One final advantage of edge-sorting is that it makes no distinction between convex and concave polygons. That’s not an important consideration for most graphics engines, but in Quake, edge clipping, transformation, projection, and sorting has become a major bottleneck, so we’re doing everything we can to get the polygon and edge counts down, and concave polygons help a lot in that regard. While it’s possible to handle concave polygons with span-sorting, that can involve significant performance penalties.
Nonetheless, there’s no cut-and-dried answer as to which approach is better. In the end, span-sorting and edge-sorting amount to the same functionality, and the choice between them is a matter of whatever you feel most comfortable with. In the next column, I’ll go into considerable detail about edge-sorting, complete with a full implementation. I’m going the spend the rest of this column laying the foundation for next time by discussing sorting keys and 1/z calculation. In the process, I’m going to have to make a few forward references to aspects of edge-sorting that I haven’t covered in detail; my apologies, but it’s unavoidable, and all should become clear by the end of the next column.

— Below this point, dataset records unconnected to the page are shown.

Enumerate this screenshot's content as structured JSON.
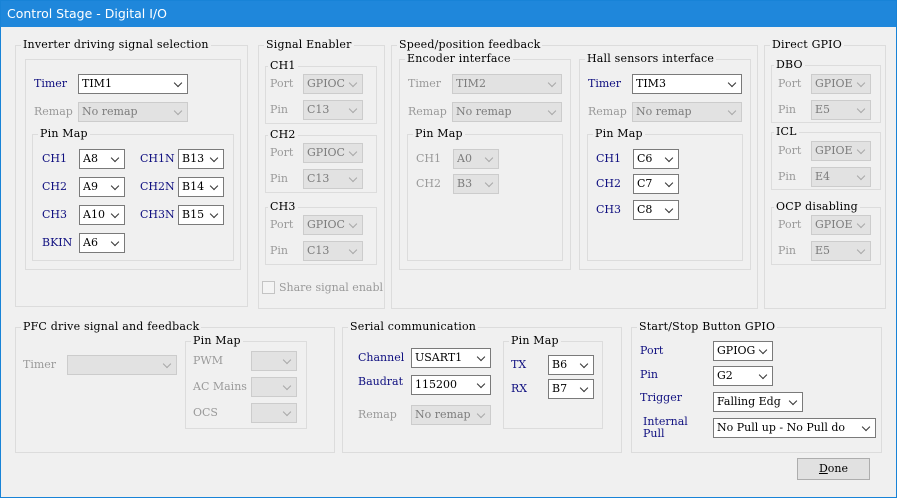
{
  "window": {
    "title": "Control Stage - Digital I/O"
  },
  "inverter": {
    "title": "Inverter driving signal selection",
    "timer_label": "Timer",
    "timer_value": "TIM1",
    "remap_label": "Remap",
    "remap_value": "No remap",
    "pinmap_title": "Pin Map",
    "ch1_label": "CH1",
    "ch1_value": "A8",
    "ch1n_label": "CH1N",
    "ch1n_value": "B13",
    "ch2_label": "CH2",
    "ch2_value": "A9",
    "ch2n_label": "CH2N",
    "ch2n_value": "B14",
    "ch3_label": "CH3",
    "ch3_value": "A10",
    "ch3n_label": "CH3N",
    "ch3n_value": "B15",
    "bkin_label": "BKIN",
    "bkin_value": "A6"
  },
  "signal_enabler": {
    "title": "Signal Enabler",
    "ch1_title": "CH1",
    "ch2_title": "CH2",
    "ch3_title": "CH3",
    "port_label": "Port",
    "pin_label": "Pin",
    "ch1_port": "GPIOC",
    "ch1_pin": "C13",
    "ch2_port": "GPIOC",
    "ch2_pin": "C13",
    "ch3_port": "GPIOC",
    "ch3_pin": "C13",
    "share_label": "Share signal enabl"
  },
  "speed": {
    "title": "Speed/position feedback",
    "encoder": {
      "title": "Encoder interface",
      "timer_label": "Timer",
      "timer_value": "TIM2",
      "remap_label": "Remap",
      "remap_value": "No remap",
      "pinmap_title": "Pin Map",
      "ch1_label": "CH1",
      "ch1_value": "A0",
      "ch2_label": "CH2",
      "ch2_value": "B3"
    },
    "hall": {
      "title": "Hall sensors interface",
      "timer_label": "Timer",
      "timer_value": "TIM3",
      "remap_label": "Remap",
      "remap_value": "No remap",
      "pinmap_title": "Pin Map",
      "ch1_label": "CH1",
      "ch1_value": "C6",
      "ch2_label": "CH2",
      "ch2_value": "C7",
      "ch3_label": "CH3",
      "ch3_value": "C8"
    }
  },
  "direct_gpio": {
    "title": "Direct GPIO",
    "dbo_title": "DBO",
    "icl_title": "ICL",
    "ocp_title": "OCP disabling",
    "port_label": "Port",
    "pin_label": "Pin",
    "dbo_port": "GPIOE",
    "dbo_pin": "E5",
    "icl_port": "GPIOE",
    "icl_pin": "E4",
    "ocp_port": "GPIOE",
    "ocp_pin": "E5"
  },
  "pfc": {
    "title": "PFC drive signal and feedback",
    "timer_label": "Timer",
    "timer_value": "",
    "pinmap_title": "Pin Map",
    "pwm_label": "PWM",
    "pwm_value": "",
    "acmains_label": "AC Mains",
    "acmains_value": "",
    "ocs_label": "OCS",
    "ocs_value": ""
  },
  "serial": {
    "title": "Serial communication",
    "channel_label": "Channel",
    "channel_value": "USART1",
    "baudrate_label": "Baudrat",
    "baudrate_value": "115200",
    "remap_label": "Remap",
    "remap_value": "No remap",
    "pinmap_title": "Pin Map",
    "tx_label": "TX",
    "tx_value": "B6",
    "rx_label": "RX",
    "rx_value": "B7"
  },
  "startstop": {
    "title": "Start/Stop Button GPIO",
    "port_label": "Port",
    "port_value": "GPIOG",
    "pin_label": "Pin",
    "pin_value": "G2",
    "trigger_label": "Trigger",
    "trigger_value": "Falling Edg",
    "pull_label_1": "Internal",
    "pull_label_2": "Pull",
    "pull_value": "No Pull up - No Pull do"
  },
  "done_label": "Done"
}
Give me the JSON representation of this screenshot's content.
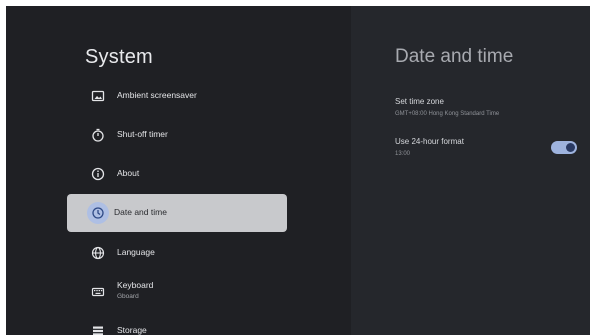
{
  "left_panel": {
    "title": "System",
    "items": [
      {
        "label": "Ambient screensaver",
        "icon": "screensaver-icon"
      },
      {
        "label": "Shut-off timer",
        "icon": "timer-icon"
      },
      {
        "label": "About",
        "icon": "info-icon"
      },
      {
        "label": "Date and time",
        "icon": "clock-icon",
        "selected": true
      },
      {
        "label": "Language",
        "icon": "globe-icon"
      },
      {
        "label": "Keyboard",
        "sublabel": "Gboard",
        "icon": "keyboard-icon"
      },
      {
        "label": "Storage",
        "icon": "storage-icon"
      }
    ]
  },
  "right_panel": {
    "title": "Date and time",
    "settings": [
      {
        "label": "Set time zone",
        "value": "GMT+08:00 Hong Kong Standard Time"
      },
      {
        "label": "Use 24-hour format",
        "value": "13:00",
        "toggle": true
      }
    ]
  },
  "colors": {
    "background": "#1f2024",
    "detail_background": "#25272c",
    "selected_item": "#c8c9cc",
    "accent": "#9eb3de"
  }
}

Now that we know we’re going to sort edges, using them to emit spans for the polygons nearest the viewer, the question becomes how we can tell which polygons are nearest. Ideally, we’d just store a sorting key in each polygon, and whenever a new edge came along, we’d compare its surface’s key to the keys of other currently active polygons, and could easily tell which polygon was nearest.
That sounds too good to be true, but it is possible. If, for example, your world database is stored as a BSP tree, with all polygons clipped into the BSP leaves, then BSP walk order is a valid drawing order. So, for example, if you walk the BSP back to front, assigning each polygon an incrementally higher key as you reach it, polygons with higher keys are guaranteed to be in front of polygons with lower keys. This is the approach Quake used for a while, although a different approach is now being used, for reasons I’ll explain shortly.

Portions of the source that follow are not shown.